(a) An organization other than a limited partnership may convert to a limited partnership, and a limited partnership may convert to an organization other than a limited partnership pursuant to this section, Sections 10A-9A-10.03 through 10A-9A-10.05, and a plan of conversion, if:
(1) the governing statute of the organization that is not a limited partnership authorizes the conversion;
(2) the law of the jurisdiction governing the converting organization and the converted organization does not prohibit the conversion; and
(3) the converting organization and the converted organization each comply with the governing statute and organizational documents applicable to that organization in effecting the conversion.

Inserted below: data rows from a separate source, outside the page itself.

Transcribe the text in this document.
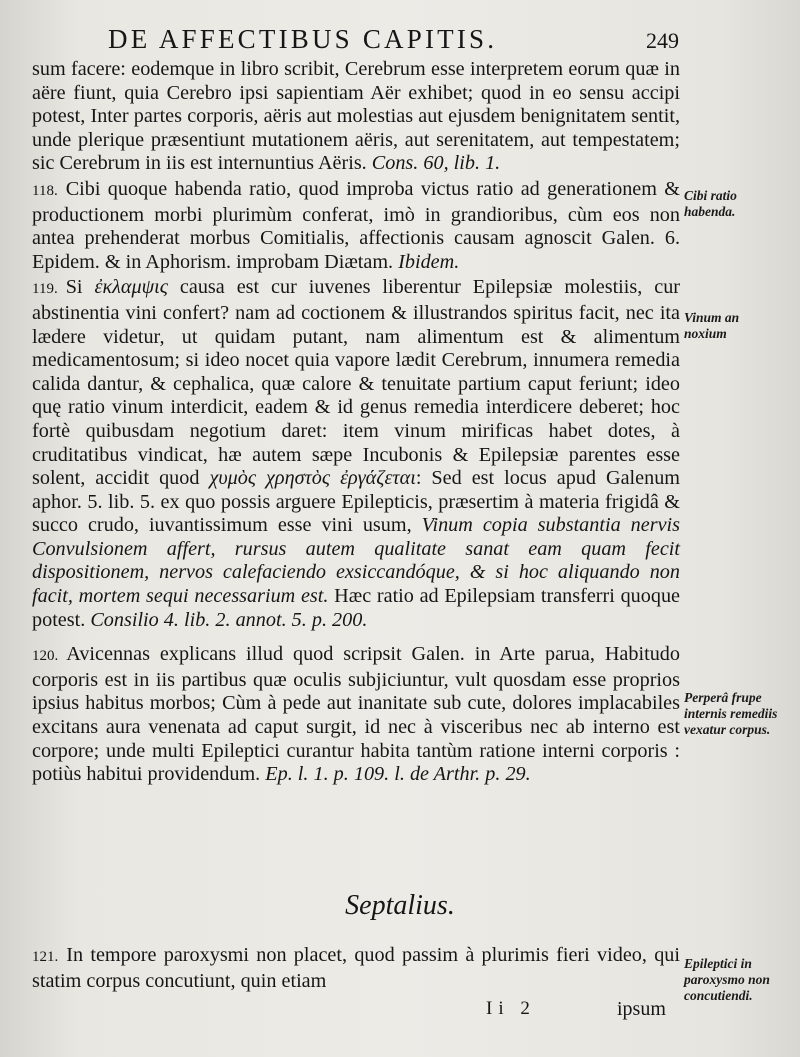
DE AFFECTIBUS CAPITIS.	249

sum facere: eodemque in libro scribit, Cerebrum esse interpretem eorum quæ in aëre fiunt, quia Cerebro ipsi sapientiam Aër exhibet; quod in eo sensu accipi potest, Inter partes corporis, aëris aut molestias aut ejusdem benignitatem sentit, unde plerique præsentiunt mutationem aëris, aut serenitatem, aut tempestatem; sic Cerebrum in iis est internuntius Aëris. Cons. 60, lib. 1.

118. Cibi quoque habenda ratio, quod improba victus ratio ad generationem & productionem morbi plurimùm conferat, imò in grandioribus, cùm eos non antea prehenderat morbus Comitialis, affectionis causam agnoscit Galen. 6. Epidem. & in Aphorism. improbam Diætam. Ibidem.

119. Si ἐκλαμψις causa est cur iuvenes liberentur Epilepsiæ molestiis, cur abstinentia vini confert? nam ad coctionem & illustrandos spiritus facit, nec ita lædere videtur, ut quidam putant, nam alimentum est & alimentum medicamentosum; si ideo nocet quia vapore lædit Cerebrum, innumera remedia calida dantur, & cephalica, quæ calore & tenuitate partium caput feriunt; ideo quę ratio vinum interdicit, eadem & id genus remedia interdicere deberet; hoc fortè quibusdam negotium daret: item vinum mirificas habet dotes, à cruditatibus vindicat, hæ autem sæpe Incubonis & Epilepsiæ parentes esse solent, accidit quod χυμὸς χρηστὸς ἐργάζεται: Sed est locus apud Galenum aphor. 5. lib. 5. ex quo possis arguere Epilepticis, præsertim à materia frigidâ & succo crudo, iuvantissimum esse vini usum, Vinum copia substantia nervis Convulsionem affert, rursus autem qualitate sanat eam quam fecit dispositionem, nervos calefaciendo exsiccandóque, & si hoc aliquando non facit, mortem sequi necessarium est. Hæc ratio ad Epilepsiam transferri quoque potest. Consilio 4. lib. 2. annot. 5. p. 200.

120. Avicennas explicans illud quod scripsit Galen. in Arte parua, Habitudo corporis est in iis partibus quæ oculis subjiciuntur, vult quosdam esse proprios ipsius habitus morbos; Cùm à pede aut inanitate sub cute, dolores implacabiles excitans aura venenata ad caput surgit, id nec à visceribus nec ab interno est corpore; unde multi Epileptici curantur habita tantùm ratione interni corporis : potiùs habitui providendum. Ep. l. 1. p. 109. l. de Arthr. p. 29.

Cibi ratio habenda.
Vinum an noxium
Perperâ frupe internis remediis vexatur corpus.
Epileptici in paroxysmo non concutiendi.
Septalius.
121. In tempore paroxysmi non placet, quod passim à plurimis fieri video, qui statim corpus concutiunt, quin etiam
Ii 2	ipsum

(b) A plan of conversion must be in writing and must include:
(1) the name, type of organization, and mailing address of the principal office of the converting organization, and its unique identifying number or other designation as assigned by the Secretary of State, if any, before conversion;
(2) the name, type of organization, and mailing address of the principal office of the converted organization after conversion;
(3) the terms and conditions of the conversion, including the manner and basis for converting interests in the converting organization into any combination of money, interests in the converted organization, and other consideration allowed in Section 10A-9A-10.02(c); and
(4) the organizational documents of the converted organization.
(c) In connection with a conversion, rights or securities of or interests in the converting organization may be exchanged for or converted into cash, property, or rights or securities of or interests in the converted organization, or, in addition to or in lieu thereof, may be exchanged for or converted into cash, property, or rights or securities of or interests in another organization or may be cancelled.